After Tuesday’s school shooting in Uvalde, Texas left 19 children and two adults dead, we wondered how difficult it was to order a DDM4V7, one of the two rifles the gunman bought a few days after turning 18 years old, according to reports.
The answer: Five clicks.
The AR-15-style weapon, made by Georgia-based Daniel Defense, sells online for $1,870, plus tax. Shipping to a local gun shop is free.
After clicking “place order” we received an email confirming the purchase, promising to send a tracking number once the gun was on its way to the pickup point.
At no time were we asked for proof of age or of a clean criminal record, both of which are legally required to buy a firearm. That will happen when we pick up the gun at a local licensed dealer.
Aside from that, it was a routine purchase, not unlike ordering a Lego set from Amazon or a pair of shoes from Zappos. Except, of course, for the lethality of the product.
Buying a gun online in Texas
We knew exactly what we wanted, based on a copy of a receipt the gunman shared online that was published by the Daily Dot, an Austin-based outlet that covers online culture. But undecided shoppers can watch a video highlighting the rifle’s features. Weighing just over six pounds, it’s “extremely maneuverable” and “a perfect addition for anybody’s gun safe,” according to the host.
There are also reviews. All 46 for the DDM4V7 gave it five stars, including one that calls it a “terrific weapon.”

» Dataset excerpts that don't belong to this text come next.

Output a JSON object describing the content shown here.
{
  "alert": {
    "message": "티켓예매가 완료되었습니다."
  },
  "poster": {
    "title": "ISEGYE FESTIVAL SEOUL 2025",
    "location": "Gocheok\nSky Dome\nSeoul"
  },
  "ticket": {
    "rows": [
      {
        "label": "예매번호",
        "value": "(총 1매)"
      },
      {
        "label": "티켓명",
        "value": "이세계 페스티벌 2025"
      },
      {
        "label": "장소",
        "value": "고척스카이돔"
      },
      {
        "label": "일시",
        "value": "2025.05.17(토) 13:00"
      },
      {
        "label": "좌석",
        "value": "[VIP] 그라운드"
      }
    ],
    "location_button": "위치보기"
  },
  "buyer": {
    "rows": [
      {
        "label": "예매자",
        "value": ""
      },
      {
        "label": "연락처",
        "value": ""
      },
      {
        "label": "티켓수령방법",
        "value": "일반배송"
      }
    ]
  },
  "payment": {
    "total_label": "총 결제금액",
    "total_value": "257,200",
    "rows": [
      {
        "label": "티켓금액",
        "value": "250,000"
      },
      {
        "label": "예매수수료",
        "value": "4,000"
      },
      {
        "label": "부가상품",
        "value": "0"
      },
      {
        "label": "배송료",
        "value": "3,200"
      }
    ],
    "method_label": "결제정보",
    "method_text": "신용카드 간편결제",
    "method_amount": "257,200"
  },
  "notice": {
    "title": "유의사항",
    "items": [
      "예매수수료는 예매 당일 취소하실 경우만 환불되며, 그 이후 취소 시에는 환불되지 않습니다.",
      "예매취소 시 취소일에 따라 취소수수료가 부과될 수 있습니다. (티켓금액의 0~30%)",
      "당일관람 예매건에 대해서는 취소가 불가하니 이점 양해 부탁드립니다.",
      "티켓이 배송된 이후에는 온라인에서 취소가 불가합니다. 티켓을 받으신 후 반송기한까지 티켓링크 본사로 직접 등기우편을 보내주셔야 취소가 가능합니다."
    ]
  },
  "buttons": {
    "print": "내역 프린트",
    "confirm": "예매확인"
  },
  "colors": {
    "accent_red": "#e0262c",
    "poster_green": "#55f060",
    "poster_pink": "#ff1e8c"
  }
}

Daniel Defense, which was founded by a garage-door business owner in 2000, touts that most of the parts in its guns are made in-house. It’s one of the US’s largest privately owned gun manufacturers, according to Forbes.

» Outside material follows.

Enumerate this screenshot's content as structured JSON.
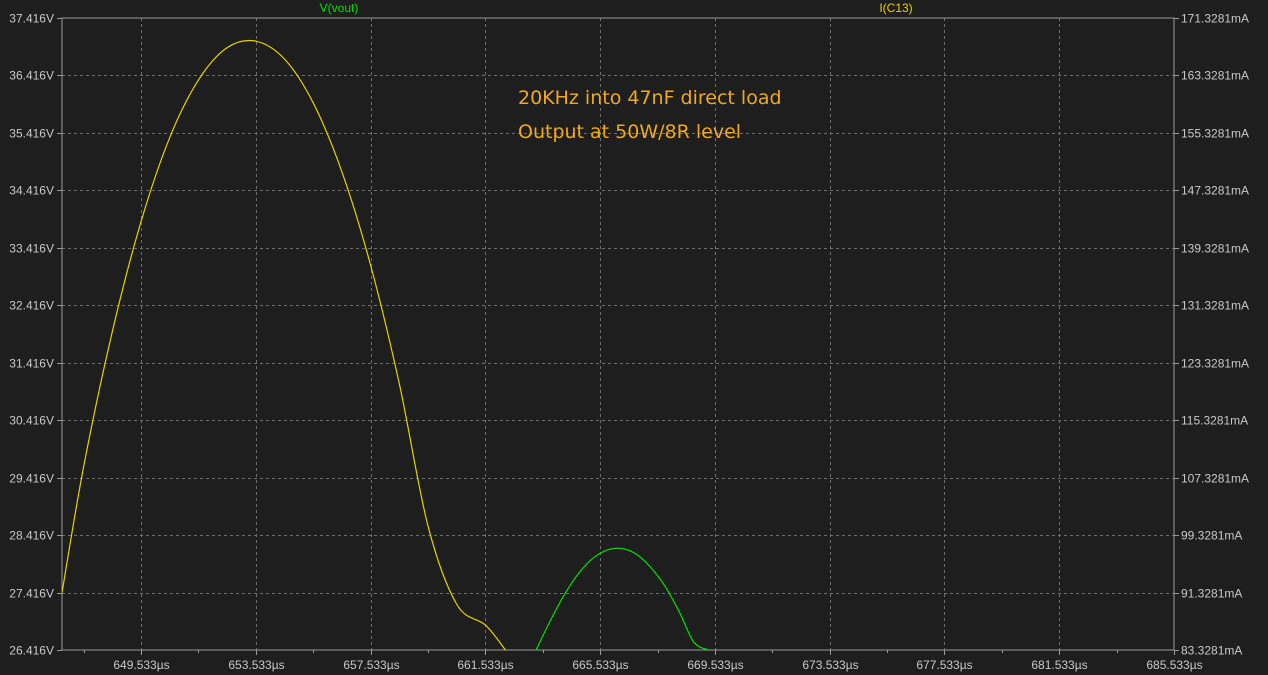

Under Texas law, buyers of rifles have to be 18 or older and have no felonies or domestic violence convictions, and the federal government requires a background check. We didn’t get any notices or warnings about that during the checkout process. (Elsewhere on its site, Daniel Defense promises it is “100% compliant, 100% of the time.”)
Texas Gun Experience, the local dealer we selected for pickup, tells shoppers to be ready to show ID and complete a three-page form for the background check, which is done on the spot via an FBI database accessible from the gun shop.
That’s it. We’d ordered a gun. It won’t be delivered at our doorstep, like that Lego set or the pair of shoes, and to take it home we’ll have to fill out paperwork for a background check (in fact, you can’t order it to your home, only to a licensed dealer). Still, the fact that shopping for a firearm does not feel noticeably different than ordering those everyday items is a telling commentary on the prevalence of guns in US culture.